Ça m'a frappé une nouvelle fois ce matin, quand leurs regards m'ont crucifié.

Ça m'a suivi tout le jour devant leurs mines méprisantes, leurs moues accusatrices, leurs mâchoires crispées.

Je suis un monstre.

J'ai toujours senti en moi quelque chose d'anormal, un truc singulier qui ne se retrouvait nulle part.

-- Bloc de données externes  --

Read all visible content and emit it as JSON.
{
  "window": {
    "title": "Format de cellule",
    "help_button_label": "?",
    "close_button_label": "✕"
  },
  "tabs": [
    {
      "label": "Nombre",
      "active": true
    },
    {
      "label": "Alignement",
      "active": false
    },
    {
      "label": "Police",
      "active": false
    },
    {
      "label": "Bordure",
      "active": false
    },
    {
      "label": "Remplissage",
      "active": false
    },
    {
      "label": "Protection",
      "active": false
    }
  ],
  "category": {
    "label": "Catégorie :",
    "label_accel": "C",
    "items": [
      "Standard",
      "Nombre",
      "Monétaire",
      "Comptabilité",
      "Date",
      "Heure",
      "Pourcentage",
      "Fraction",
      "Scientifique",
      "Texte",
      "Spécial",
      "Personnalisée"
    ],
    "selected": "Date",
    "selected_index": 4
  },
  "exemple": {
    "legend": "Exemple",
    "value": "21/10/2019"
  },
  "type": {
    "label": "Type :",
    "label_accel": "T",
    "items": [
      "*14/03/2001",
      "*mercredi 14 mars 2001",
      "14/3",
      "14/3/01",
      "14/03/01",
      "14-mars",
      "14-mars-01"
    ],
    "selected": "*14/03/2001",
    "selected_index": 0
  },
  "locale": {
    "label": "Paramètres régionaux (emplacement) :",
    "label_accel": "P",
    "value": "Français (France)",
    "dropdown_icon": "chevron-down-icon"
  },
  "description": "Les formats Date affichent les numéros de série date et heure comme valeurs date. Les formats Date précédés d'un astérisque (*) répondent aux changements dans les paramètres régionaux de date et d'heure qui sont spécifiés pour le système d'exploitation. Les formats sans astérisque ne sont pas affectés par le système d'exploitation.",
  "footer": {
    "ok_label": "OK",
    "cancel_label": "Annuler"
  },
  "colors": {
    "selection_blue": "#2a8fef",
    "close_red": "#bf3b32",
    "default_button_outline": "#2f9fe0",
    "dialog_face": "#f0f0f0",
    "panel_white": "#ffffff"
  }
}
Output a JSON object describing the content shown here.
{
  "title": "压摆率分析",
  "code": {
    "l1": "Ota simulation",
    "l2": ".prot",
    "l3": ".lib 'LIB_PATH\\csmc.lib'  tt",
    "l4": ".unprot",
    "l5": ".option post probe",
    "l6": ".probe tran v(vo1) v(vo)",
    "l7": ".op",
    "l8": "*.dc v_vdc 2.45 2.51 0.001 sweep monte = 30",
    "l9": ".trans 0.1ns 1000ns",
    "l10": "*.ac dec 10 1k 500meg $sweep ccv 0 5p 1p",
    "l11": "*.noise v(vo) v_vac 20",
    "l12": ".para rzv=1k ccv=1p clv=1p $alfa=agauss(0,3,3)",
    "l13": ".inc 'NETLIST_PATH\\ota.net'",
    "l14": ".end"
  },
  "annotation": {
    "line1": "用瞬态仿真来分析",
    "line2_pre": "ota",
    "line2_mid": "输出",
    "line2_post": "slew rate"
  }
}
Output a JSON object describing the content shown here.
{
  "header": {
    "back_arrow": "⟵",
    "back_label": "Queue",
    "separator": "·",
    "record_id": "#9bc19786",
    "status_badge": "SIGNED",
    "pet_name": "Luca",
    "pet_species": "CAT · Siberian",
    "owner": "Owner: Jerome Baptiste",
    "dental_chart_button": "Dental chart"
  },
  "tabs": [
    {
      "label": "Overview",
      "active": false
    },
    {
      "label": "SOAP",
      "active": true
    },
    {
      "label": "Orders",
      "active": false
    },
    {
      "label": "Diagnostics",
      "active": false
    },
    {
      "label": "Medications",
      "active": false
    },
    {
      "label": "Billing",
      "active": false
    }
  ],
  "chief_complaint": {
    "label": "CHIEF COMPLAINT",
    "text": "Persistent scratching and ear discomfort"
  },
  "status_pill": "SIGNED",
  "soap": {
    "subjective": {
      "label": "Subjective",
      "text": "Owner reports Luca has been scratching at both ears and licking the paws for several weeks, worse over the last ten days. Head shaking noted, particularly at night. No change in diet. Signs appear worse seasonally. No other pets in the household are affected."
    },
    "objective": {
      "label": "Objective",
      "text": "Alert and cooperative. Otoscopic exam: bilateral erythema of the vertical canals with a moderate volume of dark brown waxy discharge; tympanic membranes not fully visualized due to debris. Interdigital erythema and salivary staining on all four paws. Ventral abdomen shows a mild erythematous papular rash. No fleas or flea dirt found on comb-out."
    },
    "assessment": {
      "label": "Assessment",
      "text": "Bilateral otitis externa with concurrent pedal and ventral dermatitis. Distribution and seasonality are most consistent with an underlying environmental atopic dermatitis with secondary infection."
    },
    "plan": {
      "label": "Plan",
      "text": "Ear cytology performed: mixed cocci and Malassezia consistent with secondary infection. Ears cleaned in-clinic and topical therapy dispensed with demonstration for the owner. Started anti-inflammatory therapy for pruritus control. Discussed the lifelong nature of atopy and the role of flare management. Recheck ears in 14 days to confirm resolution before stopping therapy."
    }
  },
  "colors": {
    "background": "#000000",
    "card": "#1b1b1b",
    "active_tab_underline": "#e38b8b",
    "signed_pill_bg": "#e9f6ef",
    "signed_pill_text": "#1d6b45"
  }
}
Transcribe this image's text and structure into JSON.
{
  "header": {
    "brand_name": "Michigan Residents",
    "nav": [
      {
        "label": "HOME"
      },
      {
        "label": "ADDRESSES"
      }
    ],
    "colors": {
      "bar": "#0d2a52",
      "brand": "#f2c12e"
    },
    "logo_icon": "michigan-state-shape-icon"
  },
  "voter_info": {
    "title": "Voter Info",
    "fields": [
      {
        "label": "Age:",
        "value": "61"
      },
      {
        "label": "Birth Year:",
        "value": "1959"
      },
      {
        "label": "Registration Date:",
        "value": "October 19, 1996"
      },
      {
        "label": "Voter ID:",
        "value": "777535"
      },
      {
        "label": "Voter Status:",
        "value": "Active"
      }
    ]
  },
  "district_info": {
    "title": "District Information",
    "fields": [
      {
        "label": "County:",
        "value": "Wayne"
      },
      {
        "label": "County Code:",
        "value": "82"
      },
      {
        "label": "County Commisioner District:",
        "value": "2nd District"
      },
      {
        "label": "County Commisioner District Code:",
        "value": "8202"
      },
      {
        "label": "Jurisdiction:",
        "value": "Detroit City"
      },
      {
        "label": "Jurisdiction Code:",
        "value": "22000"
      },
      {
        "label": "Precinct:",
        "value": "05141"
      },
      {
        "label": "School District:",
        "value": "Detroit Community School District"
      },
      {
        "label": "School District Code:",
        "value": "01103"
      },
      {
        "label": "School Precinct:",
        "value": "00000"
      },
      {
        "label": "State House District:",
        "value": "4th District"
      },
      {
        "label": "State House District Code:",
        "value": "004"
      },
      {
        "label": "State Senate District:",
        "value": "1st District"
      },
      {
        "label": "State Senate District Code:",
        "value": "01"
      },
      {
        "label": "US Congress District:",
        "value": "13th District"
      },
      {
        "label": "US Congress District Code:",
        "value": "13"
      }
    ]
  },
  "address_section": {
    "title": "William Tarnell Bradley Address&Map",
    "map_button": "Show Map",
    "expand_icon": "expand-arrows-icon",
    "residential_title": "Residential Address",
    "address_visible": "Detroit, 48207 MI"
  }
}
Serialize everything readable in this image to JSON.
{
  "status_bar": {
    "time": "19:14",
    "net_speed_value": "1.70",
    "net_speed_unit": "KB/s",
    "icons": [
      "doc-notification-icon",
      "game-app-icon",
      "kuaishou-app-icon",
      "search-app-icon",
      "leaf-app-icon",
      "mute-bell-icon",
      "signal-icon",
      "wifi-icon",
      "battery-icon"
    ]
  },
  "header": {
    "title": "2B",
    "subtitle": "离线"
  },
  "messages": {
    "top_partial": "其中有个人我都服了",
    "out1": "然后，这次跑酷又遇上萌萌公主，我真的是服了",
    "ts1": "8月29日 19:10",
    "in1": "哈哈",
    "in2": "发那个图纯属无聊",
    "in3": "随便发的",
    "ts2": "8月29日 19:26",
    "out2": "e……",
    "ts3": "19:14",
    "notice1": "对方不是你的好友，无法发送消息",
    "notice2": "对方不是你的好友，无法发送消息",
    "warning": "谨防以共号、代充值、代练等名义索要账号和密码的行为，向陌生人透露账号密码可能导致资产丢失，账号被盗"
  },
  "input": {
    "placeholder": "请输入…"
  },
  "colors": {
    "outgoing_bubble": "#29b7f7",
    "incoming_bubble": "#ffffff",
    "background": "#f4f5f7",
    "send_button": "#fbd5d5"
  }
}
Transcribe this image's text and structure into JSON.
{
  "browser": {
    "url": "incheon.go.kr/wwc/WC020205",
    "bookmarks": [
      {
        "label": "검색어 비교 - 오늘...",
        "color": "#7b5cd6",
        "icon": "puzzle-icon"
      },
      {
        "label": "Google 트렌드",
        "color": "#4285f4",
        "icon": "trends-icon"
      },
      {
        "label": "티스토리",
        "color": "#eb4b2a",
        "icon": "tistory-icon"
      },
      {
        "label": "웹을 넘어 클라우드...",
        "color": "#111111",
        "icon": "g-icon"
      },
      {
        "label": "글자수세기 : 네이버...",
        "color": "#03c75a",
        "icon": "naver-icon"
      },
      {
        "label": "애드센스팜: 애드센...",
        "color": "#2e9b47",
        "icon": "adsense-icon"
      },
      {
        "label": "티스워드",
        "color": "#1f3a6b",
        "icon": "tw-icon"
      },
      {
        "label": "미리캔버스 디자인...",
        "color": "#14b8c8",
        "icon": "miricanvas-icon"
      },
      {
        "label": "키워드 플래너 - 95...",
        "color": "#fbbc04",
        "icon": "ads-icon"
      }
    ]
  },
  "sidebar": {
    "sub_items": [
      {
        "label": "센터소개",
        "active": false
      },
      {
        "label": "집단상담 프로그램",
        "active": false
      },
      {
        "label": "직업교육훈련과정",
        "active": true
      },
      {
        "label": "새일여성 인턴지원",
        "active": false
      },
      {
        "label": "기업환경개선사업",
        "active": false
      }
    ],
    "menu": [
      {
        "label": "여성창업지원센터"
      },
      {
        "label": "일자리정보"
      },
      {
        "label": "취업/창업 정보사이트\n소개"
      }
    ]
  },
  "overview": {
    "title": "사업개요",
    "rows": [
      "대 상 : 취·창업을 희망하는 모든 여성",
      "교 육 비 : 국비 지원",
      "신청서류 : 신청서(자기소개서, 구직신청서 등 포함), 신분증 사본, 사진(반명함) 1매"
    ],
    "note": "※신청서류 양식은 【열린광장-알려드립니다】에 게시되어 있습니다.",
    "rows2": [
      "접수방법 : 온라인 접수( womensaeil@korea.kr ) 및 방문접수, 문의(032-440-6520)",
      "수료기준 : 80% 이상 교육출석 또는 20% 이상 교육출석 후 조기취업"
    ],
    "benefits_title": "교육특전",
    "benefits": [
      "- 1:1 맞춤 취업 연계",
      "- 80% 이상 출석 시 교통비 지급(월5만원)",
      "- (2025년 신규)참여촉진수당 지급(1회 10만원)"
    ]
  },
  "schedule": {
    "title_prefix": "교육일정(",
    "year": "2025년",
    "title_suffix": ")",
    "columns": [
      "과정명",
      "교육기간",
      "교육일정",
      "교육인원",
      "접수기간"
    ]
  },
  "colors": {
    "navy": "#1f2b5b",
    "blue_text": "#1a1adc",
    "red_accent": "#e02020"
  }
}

Comme si je nageais à contre-courant. L'éléphant dans un magasin de porcelaine. Le chien dans un jeu de quilles. Le vilain petit canard de la portée. Le cheveu dans la soupe.

Je suis un monstre.

On me l'a répété pourtant toute mon enfance. « Ne fais pas ça ! » « Arrête donc tes bêtises ! » « Qui m'a donné un fils pareil ? » « Mais d'où ça peut te venir ? »

On me l'a redit pendant toute ma scolarité. « Tapette ! » « Gonzesse ! » « Lavette ! » « Lopette ! » Crié sur tous les tons, craché au visage.

Et ça a continué de me suivre comme une ombre lourde et cruelle qui frappe incessamment. La honte, l'opprobre, la solitude.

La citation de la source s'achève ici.